Also, your phases of drunkness are not as amusing as you think. You are 48 years old for cripes sake. The "wobble around and make a pucker face and smack your lips" phase used to be cute. And I can do a wicked funny imitation of it. But the only smacking I'm wishing for now is the smacking of my hand on your face. The 2nd phase - "Pissy Pammy" is really just annoying. The 3rd phase "Lucy Lovebird" is just........ well........ sad. Not every guy in the neighborhood wants to see your underwear. Seriously. And no, I'm NOT the "best neighbor in the whole world, EVAH!!!!". You must not realize that when I dog sit for Maxx I send him over to your house to poop in your yard - because, really, I hate cleaning litterboxes, why would I want to pick up after someone else's dog? Besides, your two pit/chow/shepherd mix dogs crap alot.
Dear Annoying Across the Street Neighbor: Your "classic" corvette is a loud obnoxious piece of crap. It's not even the GOOD corvette - it's some 80's piece of garbage. And there is absolutely no need for you to start it up and sit in it for 20 minutes every flipping morning at 5am and then take your OTHER car to work.
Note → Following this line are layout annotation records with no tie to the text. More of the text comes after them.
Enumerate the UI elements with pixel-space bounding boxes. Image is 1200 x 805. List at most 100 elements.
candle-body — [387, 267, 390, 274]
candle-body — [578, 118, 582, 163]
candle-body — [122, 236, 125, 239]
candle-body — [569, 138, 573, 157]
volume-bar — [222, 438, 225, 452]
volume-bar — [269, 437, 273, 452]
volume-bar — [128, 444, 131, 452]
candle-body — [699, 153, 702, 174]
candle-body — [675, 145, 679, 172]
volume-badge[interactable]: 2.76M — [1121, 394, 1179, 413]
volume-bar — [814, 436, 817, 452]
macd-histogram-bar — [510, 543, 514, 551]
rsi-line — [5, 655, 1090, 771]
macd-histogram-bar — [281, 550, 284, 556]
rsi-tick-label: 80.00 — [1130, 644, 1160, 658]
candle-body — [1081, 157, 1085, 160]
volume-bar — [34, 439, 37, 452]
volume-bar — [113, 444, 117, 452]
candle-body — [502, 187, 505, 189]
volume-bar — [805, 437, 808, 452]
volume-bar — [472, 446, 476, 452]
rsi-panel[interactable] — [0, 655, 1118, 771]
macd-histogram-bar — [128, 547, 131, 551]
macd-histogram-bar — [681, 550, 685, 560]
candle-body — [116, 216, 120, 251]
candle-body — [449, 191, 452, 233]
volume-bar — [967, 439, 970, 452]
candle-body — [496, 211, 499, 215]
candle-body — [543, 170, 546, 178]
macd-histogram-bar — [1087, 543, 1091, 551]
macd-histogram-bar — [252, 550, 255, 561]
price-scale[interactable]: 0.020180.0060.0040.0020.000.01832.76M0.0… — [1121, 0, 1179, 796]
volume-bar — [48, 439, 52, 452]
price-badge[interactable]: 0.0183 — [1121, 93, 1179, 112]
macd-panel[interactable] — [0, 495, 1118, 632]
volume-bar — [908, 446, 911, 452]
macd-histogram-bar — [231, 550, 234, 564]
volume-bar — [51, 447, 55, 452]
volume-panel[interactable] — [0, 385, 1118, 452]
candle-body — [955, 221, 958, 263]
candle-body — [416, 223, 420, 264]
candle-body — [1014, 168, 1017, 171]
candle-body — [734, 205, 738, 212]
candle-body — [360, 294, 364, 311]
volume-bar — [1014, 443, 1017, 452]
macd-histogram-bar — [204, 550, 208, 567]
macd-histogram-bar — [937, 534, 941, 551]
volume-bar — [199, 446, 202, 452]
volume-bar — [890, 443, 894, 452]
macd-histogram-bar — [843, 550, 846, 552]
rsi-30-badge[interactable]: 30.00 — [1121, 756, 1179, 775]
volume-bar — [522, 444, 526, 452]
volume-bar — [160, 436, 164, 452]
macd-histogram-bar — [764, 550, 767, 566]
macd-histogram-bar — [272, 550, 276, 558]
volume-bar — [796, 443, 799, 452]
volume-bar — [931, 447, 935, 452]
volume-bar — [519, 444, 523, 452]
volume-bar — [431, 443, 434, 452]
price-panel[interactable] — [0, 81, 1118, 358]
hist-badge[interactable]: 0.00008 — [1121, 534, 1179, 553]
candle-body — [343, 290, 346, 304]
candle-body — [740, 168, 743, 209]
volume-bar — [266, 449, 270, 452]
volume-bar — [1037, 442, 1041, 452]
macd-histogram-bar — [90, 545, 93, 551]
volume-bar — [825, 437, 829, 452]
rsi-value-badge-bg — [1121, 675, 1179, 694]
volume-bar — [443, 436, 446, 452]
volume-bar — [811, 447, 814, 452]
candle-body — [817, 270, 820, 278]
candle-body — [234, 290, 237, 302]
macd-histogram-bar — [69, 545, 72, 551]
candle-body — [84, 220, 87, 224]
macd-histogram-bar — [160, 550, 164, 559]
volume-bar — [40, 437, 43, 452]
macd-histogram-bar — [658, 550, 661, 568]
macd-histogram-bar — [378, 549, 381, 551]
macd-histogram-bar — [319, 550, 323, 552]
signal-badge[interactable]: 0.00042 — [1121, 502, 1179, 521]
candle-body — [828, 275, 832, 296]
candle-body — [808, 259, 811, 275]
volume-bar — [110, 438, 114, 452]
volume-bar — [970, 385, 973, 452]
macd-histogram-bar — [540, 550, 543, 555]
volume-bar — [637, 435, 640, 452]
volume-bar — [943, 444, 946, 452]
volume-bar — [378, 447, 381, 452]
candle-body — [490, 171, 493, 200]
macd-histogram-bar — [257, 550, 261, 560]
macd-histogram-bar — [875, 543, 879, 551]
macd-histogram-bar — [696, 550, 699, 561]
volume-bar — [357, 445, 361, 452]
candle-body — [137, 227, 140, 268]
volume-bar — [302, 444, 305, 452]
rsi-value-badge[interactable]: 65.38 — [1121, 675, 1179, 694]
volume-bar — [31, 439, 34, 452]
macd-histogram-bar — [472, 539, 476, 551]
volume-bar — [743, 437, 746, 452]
And why do you park it sideways across your driveway? And red with black racing stripes down the hood is not a good look.
Dear Other Annoying Across the Street Neighbor: how the hell many children are you
holding hostage, er, raising in your 2 bedroom townhouse? Do you have hammocks swinging from the ceiling or something? There can't possibly be enough room for that many beds over there. Also, your husband? Please make sure he wears a shirt when he leaves your house. You obviously find him extremely attractive, but Fat, Bald and Pasty is no way to go through life.
And here I thought there were no rednecks in the suburbs.